A direita, no rescaldo da crise global do capitalismo de 2008, promove uma luta de classes de natureza planetária contra o trabalho, comprimindo salários e pensões, serviços públicos. Lamentavelmente, Marcuse não viveu o suficiente para lhe apresentarmos a troika como expressão máxima da desintegração da classe trabalhadora, de toda ela e não apenas dos trabalhadores da indústria. É claro que a simples conceção de que o socialismo possa existir sem a maioria social da classe trabalhadora parece paródica, mas não é. Alguns inventaram, a partir daqui, um tipo de solução: renunciaram à revolução, declararam o fim do imperialismo, arranjaram «uma classe não definível», a «multidão» a quem propuseram inventar novas formas de democracia, governos desde baixo para pacificamente superar a ordem de um império moribundo.
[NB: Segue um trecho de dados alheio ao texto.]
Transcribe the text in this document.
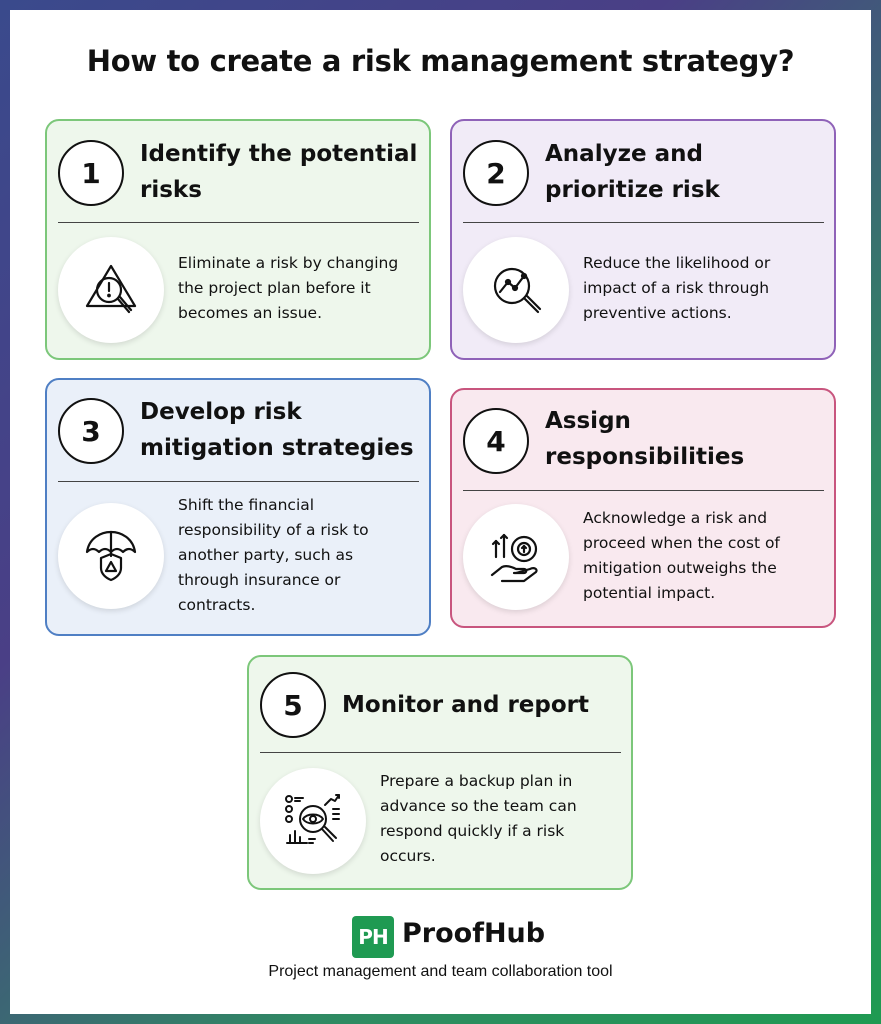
How to create a risk management strategy?
1
Identify the potential
risks
Eliminate a risk by changing
the project plan before it
becomes an issue.
2
Analyze and
prioritize risk
Reduce the likelihood or
impact of a risk through
preventive actions.
3
Develop risk
mitigation strategies
Shift the financial
responsibility of a risk to
another party, such as
through insurance or
contracts.
4
Assign
responsibilities
Acknowledge a risk and
proceed when the cost of
mitigation outweighs the
potential impact.
5	Monitor and report
Prepare a backup plan in
advance so the team can
respond quickly if a risk
occurs.
PH ProofHub
Project management and team collaboration tool
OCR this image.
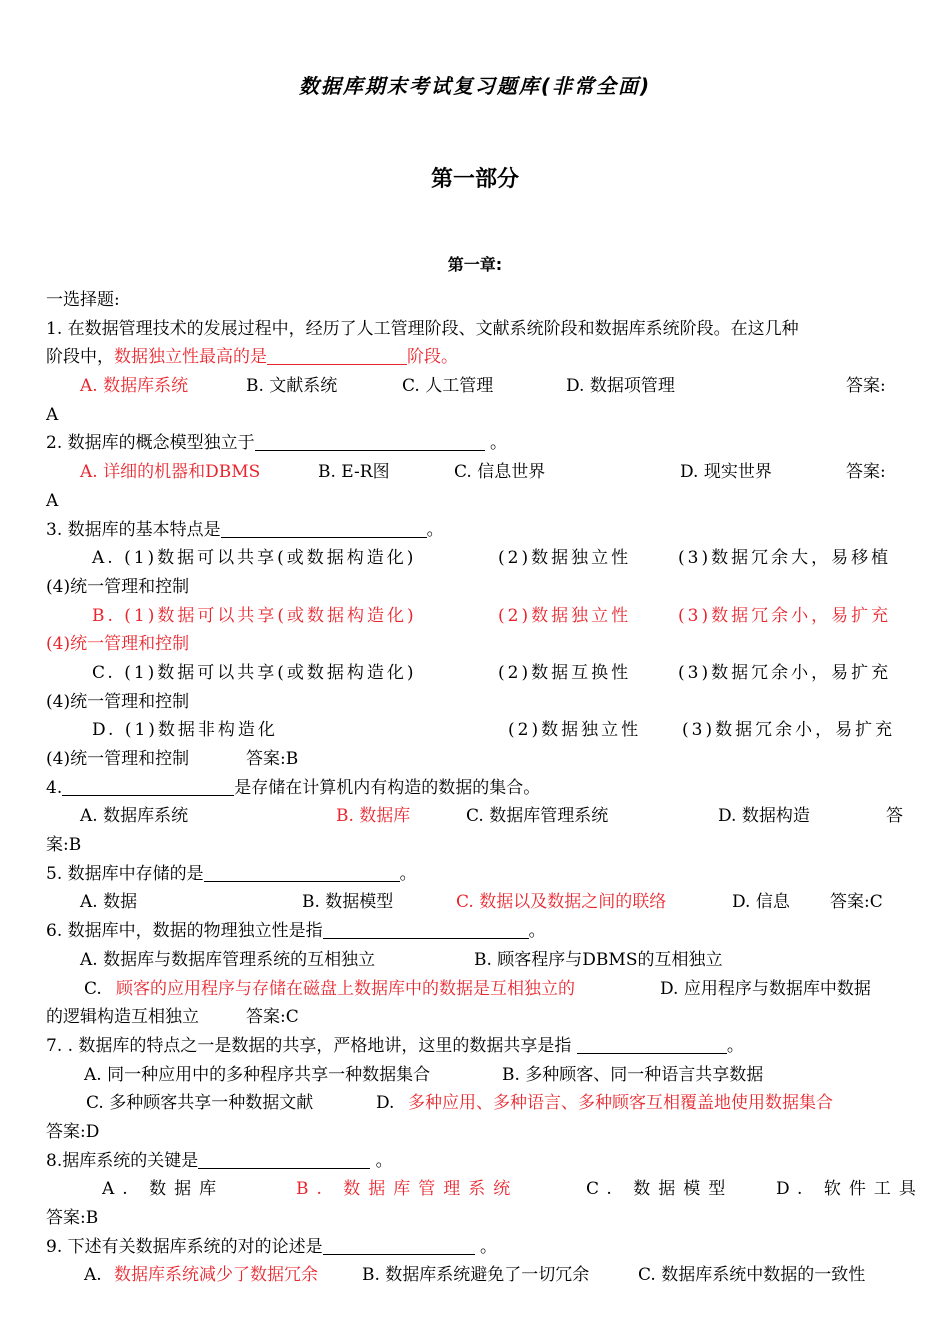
数据库期末考试复习题库(非常全面)
第一部分
第一章:
一选择题:
1. 在数据管理技术的发展过程中，经历了人工管理阶段、文献系统阶段和数据库系统阶段。在这几种
阶段中，数据独立性最高的是	阶段。
A. 数据库系统	B. 文献系统	C. 人工管理	D. 数据项管理	答案:
A
2. 数据库的概念模型独立于	。
A. 详细的机器和DBMS	B. E-R图	C. 信息世界	D. 现实世界	答案:
A
3. 数据库的基本特点是	。
A. (1)数据可以共享(或数据构造化)	(2)数据独立性	(3)数据冗余大，易移植
(4)统一管理和控制
B. (1)数据可以共享(或数据构造化)	(2)数据独立性	(3)数据冗余小，易扩充
(4)统一管理和控制
C. (1)数据可以共享(或数据构造化)	(2)数据互换性	(3)数据冗余小，易扩充
(4)统一管理和控制
D. (1)数据非构造化	(2)数据独立性 (3)数据冗余小，易扩充
(4)统一管理和控制	答案:B
4.	是存储在计算机内有构造的数据的集合。
A. 数据库系统	B. 数据库	C. 数据库管理系统	D. 数据构造	答
案:B
5. 数据库中存储的是	。
A. 数据	B. 数据模型	C. 数据以及数据之间的联络	D. 信息 答案:C
6. 数据库中，数据的物理独立性是指	。
A. 数据库与数据库管理系统的互相独立	B. 顾客程序与DBMS的互相独立
C. 顾客的应用程序与存储在磁盘上数据库中的数据是互相独立的	D. 应用程序与数据库中数据
的逻辑构造互相独立	答案:C
7. . 数据库的特点之一是数据的共享，严格地讲，这里的数据共享是指	。
A. 同一种应用中的多种程序共享一种数据集合	B. 多种顾客、同一种语言共享数据
C. 多种顾客共享一种数据文献	D. 多种应用、多种语言、多种顾客互相覆盖地使用数据集合
答案:D
8.据库系统的关键是	。
A. 数据库	B. 数据库管理系统	C. 数据模型	D. 软件工具
答案:B
9. 下述有关数据库系统的对的论述是	。
A. 数据库系统减少了数据冗余	B. 数据库系统避免了一切冗余	C. 数据库系统中数据的一致性
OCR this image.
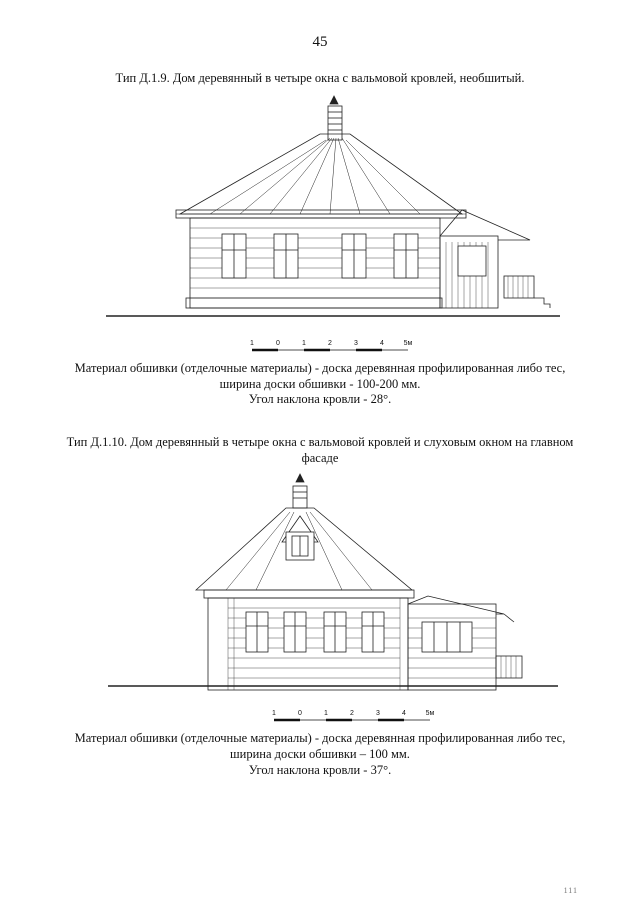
45
Тип Д.1.9. Дом деревянный в четыре окна с вальмовой кровлей, необшитый.
1	0	1	2	3	4	5м
Материал обшивки (отделочные материалы) - доска деревянная профилированная либо тес, ширина доски обшивки - 100-200 мм.
Угол наклона кровли - 28°.
Тип Д.1.10. Дом деревянный в четыре окна с вальмовой кровлей и слуховым окном на главном фасаде
1	0	1	2	3	4	5м
Материал обшивки (отделочные материалы) - доска деревянная профилированная либо тес, ширина доски обшивки – 100 мм.
Угол наклона кровли - 37°.
111
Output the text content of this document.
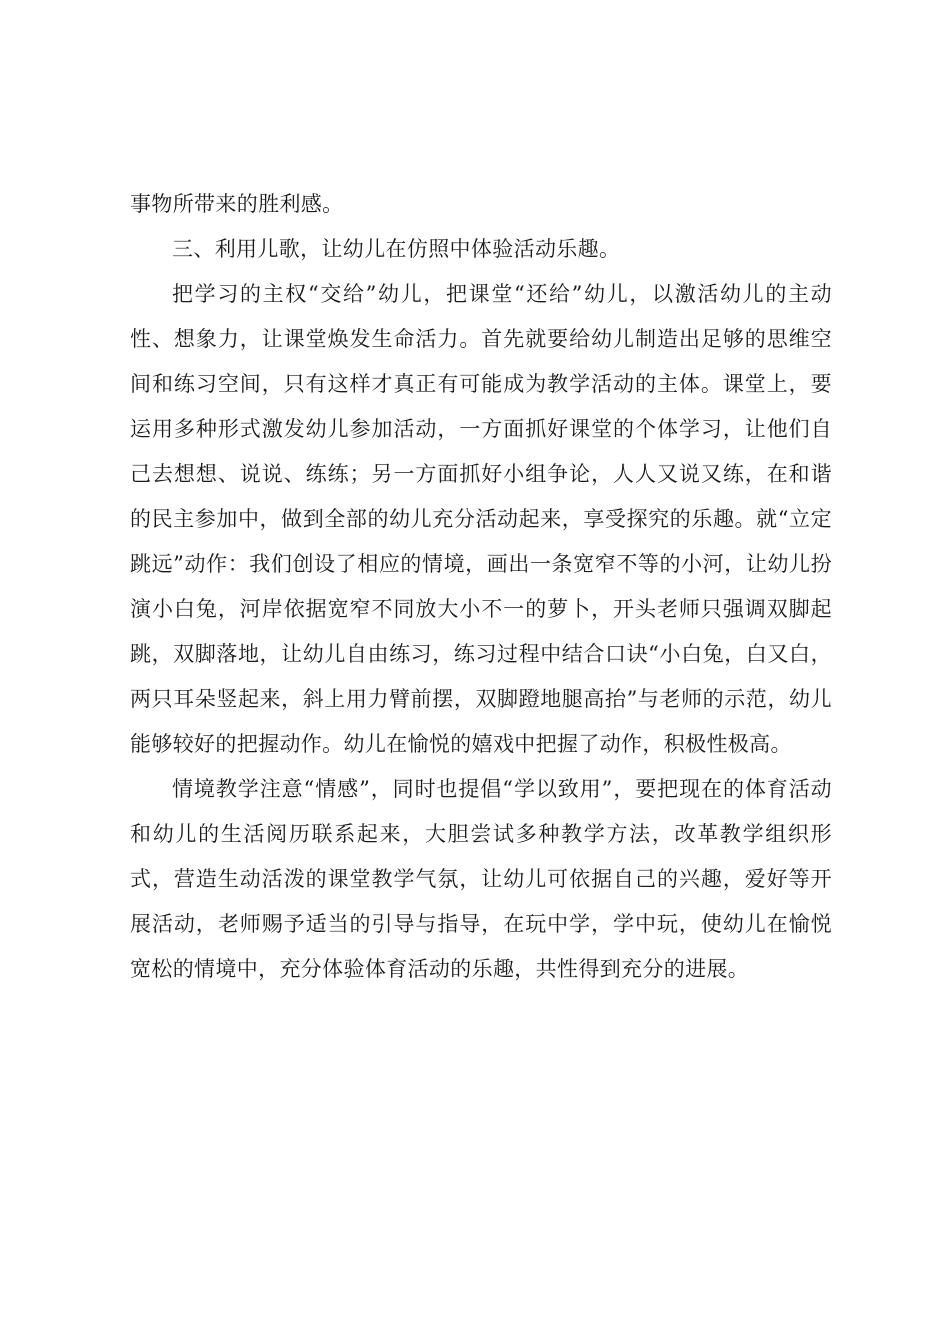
事物所带来的胜利感。

三、利用儿歌，让幼儿在仿照中体验活动乐趣。

把学习的主权“交给”幼儿，把课堂“还给”幼儿，以激活幼儿的主动性、想象力，让课堂焕发生命活力。首先就要给幼儿制造出足够的思维空间和练习空间，只有这样才真正有可能成为教学活动的主体。课堂上，要运用多种形式激发幼儿参加活动，一方面抓好课堂的个体学习，让他们自己去想想、说说、练练；另一方面抓好小组争论，人人又说又练，在和谐的民主参加中，做到全部的幼儿充分活动起来，享受探究的乐趣。就“立定跳远”动作：我们创设了相应的情境，画出一条宽窄不等的小河，让幼儿扮演小白兔，河岸依据宽窄不同放大小不一的萝卜，开头老师只强调双脚起跳，双脚落地，让幼儿自由练习，练习过程中结合口诀“小白兔，白又白，两只耳朵竖起来，斜上用力臂前摆，双脚蹬地腿高抬”与老师的示范，幼儿能够较好的把握动作。幼儿在愉悦的嬉戏中把握了动作，积极性极高。

情境教学注意“情感”，同时也提倡“学以致用”，要把现在的体育活动和幼儿的生活阅历联系起来，大胆尝试多种教学方法，改革教学组织形式，营造生动活泼的课堂教学气氛，让幼儿可依据自己的兴趣，爱好等开展活动，老师赐予适当的引导与指导，在玩中学，学中玩，使幼儿在愉悦宽松的情境中，充分体验体育活动的乐趣，共性得到充分的进展。
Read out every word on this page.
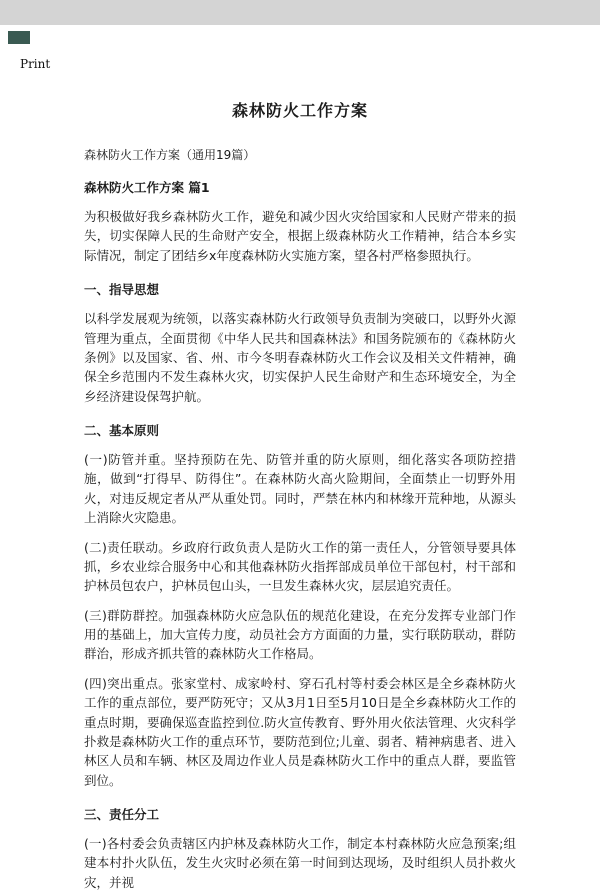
Print
森林防火工作方案
森林防火工作方案（通用19篇）
森林防火工作方案 篇1
为积极做好我乡森林防火工作，避免和减少因火灾给国家和人民财产带来的损失，切实保障人民的生命财产安全，根据上级森林防火工作精神，结合本乡实际情况，制定了团结乡x年度森林防火实施方案，望各村严格参照执行。
一、指导思想
以科学发展观为统领，以落实森林防火行政领导负责制为突破口，以野外火源管理为重点，全面贯彻《中华人民共和国森林法》和国务院颁布的《森林防火条例》以及国家、省、州、市今冬明春森林防火工作会议及相关文件精神，确保全乡范围内不发生森林火灾，切实保护人民生命财产和生态环境安全，为全乡经济建设保驾护航。
二、基本原则
(一)防管并重。坚持预防在先、防管并重的防火原则，细化落实各项防控措施，做到“打得早、防得住”。在森林防火高火险期间，全面禁止一切野外用火，对违反规定者从严从重处罚。同时，严禁在林内和林缘开荒种地，从源头上消除火灾隐患。
(二)责任联动。乡政府行政负责人是防火工作的第一责任人，分管领导要具体抓，乡农业综合服务中心和其他森林防火指挥部成员单位干部包村，村干部和护林员包农户，护林员包山头，一旦发生森林火灾，层层追究责任。
(三)群防群控。加强森林防火应急队伍的规范化建设，在充分发挥专业部门作用的基础上，加大宣传力度，动员社会方方面面的力量，实行联防联动，群防群治，形成齐抓共管的森林防火工作格局。
(四)突出重点。张家堂村、成家岭村、穿石孔村等村委会林区是全乡森林防火工作的重点部位，要严防死守；又从3月1日至5月10日是全乡森林防火工作的重点时期，要确保巡查监控到位.防火宣传教育、野外用火依法管理、火灾科学扑救是森林防火工作的重点环节，要防范到位;儿童、弱者、精神病患者、进入林区人员和车辆、林区及周边作业人员是森林防火工作中的重点人群，要监管到位。
三、责任分工
(一)各村委会负责辖区内护林及森林防火工作，制定本村森林防火应急预案;组建本村扑火队伍，发生火灾时必须在第一时间到达现场，及时组织人员扑救火灾，并视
Marcuse com pinceladas de Kaustky, nada inovador, portanto. Outros, com escolas diferentes, entenderam que, com mais ou menos desobediência civil, a solução é a revolução de «todos», uma classe não definível, contra o capitalismo agressor da vida e da natureza. Assim uma coisa «sem destino», eco-libertário. Ambas as saídas da equação incompleta de Marcuse insinuam-se nos movimentos sociais na disputa do pensamento progressivo. Uns e outros, referenciam-se, não exclusivamente, é certo, como pós marxistas. E isso tem ainda a ver com Marcuse, e muito.

O professor alemão fez parte da chamada Escola de Frankfurt, dos anos 30, onde diversos intelectuais de primeira linha coexistiram numa influência comum, com prospeções vanguardistas de relacionamento de conclusões da psicologia freudiana com o marxismo, ou das análises weberianas sobre a burocracia e o socialismo. Todos esses ensaístas tinham no entanto a predileção pela análise da alienação do trabalho, pela fetichização da mercadoria, e subestimavam a exploração da força de trabalho, em concreto. É conhecida a especulação à volta dos manuscritos de Marx enquanto jovem, tentando daí depreender um pendor humanista geral que seduzisse melhor os bons espíritos do que a cortante e massificadora luta de classes. A exploração da força de trabalho tem como lado externo dessa relação explorador/explorado a perda do objeto do trabalho a favor de terceiros, esclareceu nesse seu preceito Marx. Transpondo para o cenário social, existe por essa via um desapossamento da personalidade de cada um/a. Essa dimensão do trabalho pareceu a muita gente que igualava todos aqueles que dirigem o produto desse labor para o mercado que os aliena. A classe definível é pois mais difusa. O trabalho é pois foco de exploração e alienação. O socialismo de Marcuse é que foi alienado, não de destino mas de destinatários.

A ironia do temário de superar a geografia dos anos 60  por outra modalidade ilustremente desconhecida do socialismo é que os autores da moda nas análises de sociologia política são tributários dos anos 60. Creio que com rigor, embora com distanciamento das conclusões que a vida provou serem erróneas, a meu ver, Marcuse[v] merece respeito por ser a fonte do tema da extinção da centralidade de trabalho, a quem não faltam hoje seguidores.

Luís Fazenda

A Comuna. 30 (Abril-Junho 2013) 56-60

 

Notas e Referências

[i] Herbert Marcuse – O Fim da Utopia. Lisboa: Moraes, 1969. p. 86.

[ii] Opus cit. pag.90

[iii] Herbert Marcuse e Karl Popper – Revolução ou Reforma. Moraes,1974. p. 18.

[iv] Opus cit. pp. 18 e 19.

[v] Herbert Marcuse – Toward A Critical Theory of Society. New York: Routledge, 2001. (Reúne alguns dos principais textos políticos de Marcuse seguido de um posfácio de Jürgen Habermas).